In the overwhelming majority of manga/anime series today, female characters are overly sexualized or fetishized. This sexualization manifests itself most common in the form of fanservice, or any provocative imagery, typically of a sexual nature, that does not contribute to the plot but merely enhances the viewer’s visual experience. The large amounts of fanservice included in tankōbon (series of manga) do not impact the actual storylines of the manga but function as part of the overall drawing style. And manga, being a visual medium, relies heavily on its aesthetic in order to pique the interest of readers. For example, in the shōnen (a genre targeting boys) series Air Gear, all female characters are exceedingly scantily clad and large-bosomed. During battle scenes when women are called to fight, their clothing is often unnecessarily torn to the point where they cease to function as clothes and become fluttering censor strips covering nipples and groins. And when women are not depicted as having big breasts, they are drawn in an overly cute (known as “kawaii/moe”) style that draws from Japan’s obsession with child-like outward appearances and behaviors. This manga and anime style is called moe and depicts female characters as submissive and ditzy. In categorizing them in such a way, they lack the depth their male counterparts possess and are composed by extreme gender labels.
Race and the Media: SNL
Saturday Night Live has hired a new member after a mid-season audition when they received heavy criticized about a “glaring omission” in their cast. I am glad to see we are all keeping each other in check when it comes to obvious situations such as this, but I also am not sure where we draw the line or why we are concern about one minority over the other. There are many “glaring omissions” from the SNL cast (as well as hundreds if not thousands) of other television programs. For example, SNL’s male cast members include 8 white men and 2 black men and there are no Asian cast members. This asks the question why do we insist on one demographic being represented over the others? The majority of SNL’s cast members are still white males.

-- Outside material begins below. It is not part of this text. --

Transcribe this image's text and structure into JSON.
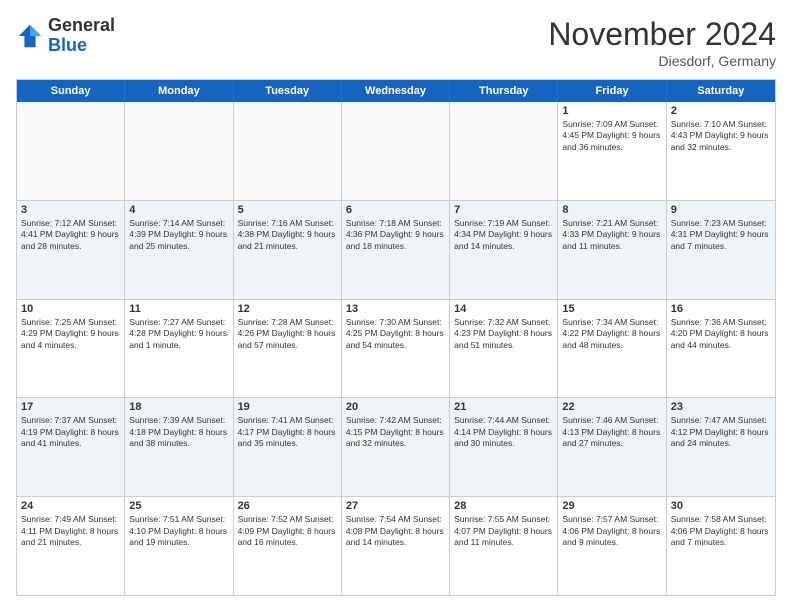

It’s probably a safe bet to say neither you nor your children should take any cues from an entertainer, whether they’re a rapper or otherwise. And as absurd as a man in spandex leopard print women’s leggings is, the logic of avoiding being influenced by rappers applies to things much more important than wardrobe choices. There’s a lot of sexism, racism and homophobia at work when runway fashion and Hip Hop are mixed together. Frank Ocean’s open letter, Macklemore’s “Same Love”, and A$AP Rocky’s interview below are signs that Hip Hop is taking small steps to evolve.
“I kicked down the door for kids that’s my age…or older or younger to be able to wear Jeremy Scott sneakers, rips in their jeans, and not feel gay… That’s what society of the urban community tries to portray—that if you do certain things like snug fashion and high-end fashion, and other things that’s not really in the criteria of the small state of mind of the urban community, you’re ‘gay.’”
February 12, 2014
A very watered-down example somewhat similar to the hijab discussion we had and how it effects the individuality of those who wear them are school uniforms. Many students required to wear uniforms in either private or public schools feel that their individuality is hindered. Although on the other hand, other students believe they can express themselves in a way that has nothing to do with their appearance and in that way the uniform is freeing to the individual.
February 5, 2014
I really enjoyed the article by (and our discussion of) Joselit. I especially love that Joselit says that images do not have a gender. I wish members of our society would be as flexible when it comes to the genders of human beings. Whether we care to admit it or not, none of us are one hundred percent male or one hundred percent female and I don’t understand why we like to make a big to-do when an individual alters their own gender. I mostly identify with being a female, but I love oversized flannel shirts and combat boots, which are apparently dubbed as “boy clothes” and even though it’s very minor, I still get a lot of flack for it. Why are you concerned about where someone else identifies on the gender scale and why do you think it effects you? You shouldn’t be and it doesn’t.
“Why Girls Should Not Cut Their Hair Short”
January 29. 2014
During our conversations about stereotypes and “the tricksters’ attempts to point out these issues in class, I was reminded of a chat I had this summer with a co-worker. I had been on the fence about cutting my hair into a pixie-cut (very short and just above the ears) and had mentioned it in passing to him. Without missing a beat he replied, “You would look like such a lesbian.” I was appalled at this comment and even more so that this man had a very concrete image in his head of what apparently all homosexual females looks like. That comment from him actually gave me the push to go ahead and chop my hair off. I didn’t want him defining me or anyone based on what shape, length, or color our hair is.
A couple of months into loving my shorter locks, a friend of mine who is also a female and also has a pixie posted this article on Facebook with the caption “I want to shave my head on this guy’s lawn.” It takes my coworker’s insensitive comment to a whole new level. I am so thankful for the tricksters out there that can laugh off how blatantly cold and thoughtless these archaic views are.